Tout ce beau monde se retrouve donc en pleine savane, parmi les girafes, les éléphants, les hyènes et…les lions. La grande force du film réside dans le fait que la quasi totalité des attaques sont exécutées par de vrais fauves et pas par des images de synthèses. Et autant vous le dire tout de suite, une attaque de lion ou de lionne, c’est vachement impressionnant. La force et la puissance que dégage ces animaux font froids dans le dos ! En plus, le réalisateur a bien appris sa leçon en regardant "Les Dents de la Mer" et il s’amuse à jouer de la subjectivité avant de lancer la cavalerie. On a en effet de nombreux plans où on ne distingue pas les fauves, mais juste de grandes herbes qui dissimulent (ou pas) une menace potentielle.

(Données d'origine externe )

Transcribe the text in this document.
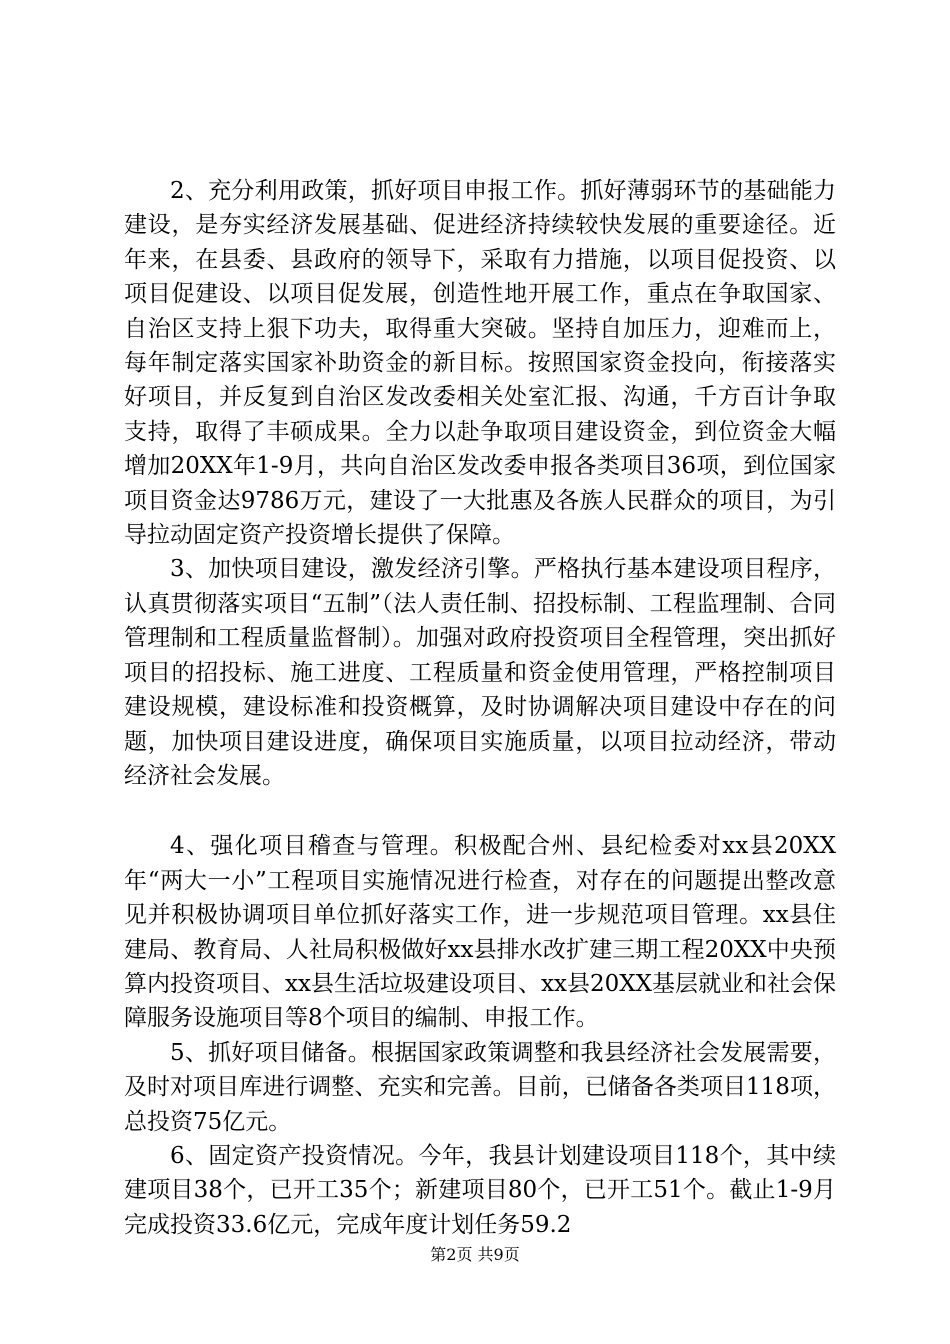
2、充分利用政策，抓好项目申报工作。抓好薄弱环节的基础能力建设，是夯实经济发展基础、促进经济持续较快发展的重要途径。近年来，在县委、县政府的领导下，采取有力措施，以项目促投资、以项目促建设、以项目促发展，创造性地开展工作，重点在争取国家、自治区支持上狠下功夫，取得重大突破。坚持自加压力，迎难而上，每年制定落实国家补助资金的新目标。按照国家资金投向，衔接落实好项目，并反复到自治区发改委相关处室汇报、沟通，千方百计争取支持，取得了丰硕成果。全力以赴争取项目建设资金，到位资金大幅增加20XX年1-9月，共向自治区发改委申报各类项目36项，到位国家项目资金达9786万元，建设了一大批惠及各族人民群众的项目，为引导拉动固定资产投资增长提供了保障。

3、加快项目建设，激发经济引擎。严格执行基本建设项目程序，认真贯彻落实项目“五制”（法人责任制、招投标制、工程监理制、合同管理制和工程质量监督制）。加强对政府投资项目全程管理，突出抓好项目的招投标、施工进度、工程质量和资金使用管理，严格控制项目建设规模，建设标准和投资概算，及时协调解决项目建设中存在的问题，加快项目建设进度，确保项目实施质量，以项目拉动经济，带动经济社会发展。

4、强化项目稽查与管理。积极配合州、县纪检委对xx县20XX年“两大一小”工程项目实施情况进行检查，对存在的问题提出整改意见并积极协调项目单位抓好落实工作，进一步规范项目管理。xx县住建局、教育局、人社局积极做好xx县排水改扩建三期工程20XX中央预算内投资项目、xx县生活垃圾建设项目、xx县20XX基层就业和社会保障服务设施项目等8个项目的编制、申报工作。

5、抓好项目储备。根据国家政策调整和我县经济社会发展需要，及时对项目库进行调整、充实和完善。目前，已储备各类项目118项，总投资75亿元。

6、固定资产投资情况。今年，我县计划建设项目118个，其中续建项目38个，已开工35个；新建项目80个，已开工51个。截止1-9月完成投资33.6亿元，完成年度计划任务59.2

第2页 共9页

Le suspense fonctionne plutôt bien et quand se déclenche la fureur dévastatrice des félins, un grand sourire vient éclore sur notre visage, ainsi que de doux frissons. Le film est vraiment très réaliste en ce qui concerne les attaques et on n’a franchement pas envie de se retrouver coincé dans la voiture avec les personnages.

Bien sûr, l’action principale se déroulant dans une voiture, le film se transforme rapidement en huis-clos et quelques petites lenteurs et phases d’inaction viennent ralentir le rythme du film. Mais rien de bien méchant et dans l’ensemble, le spectacle proposé est alerte, dynamique et distrayant.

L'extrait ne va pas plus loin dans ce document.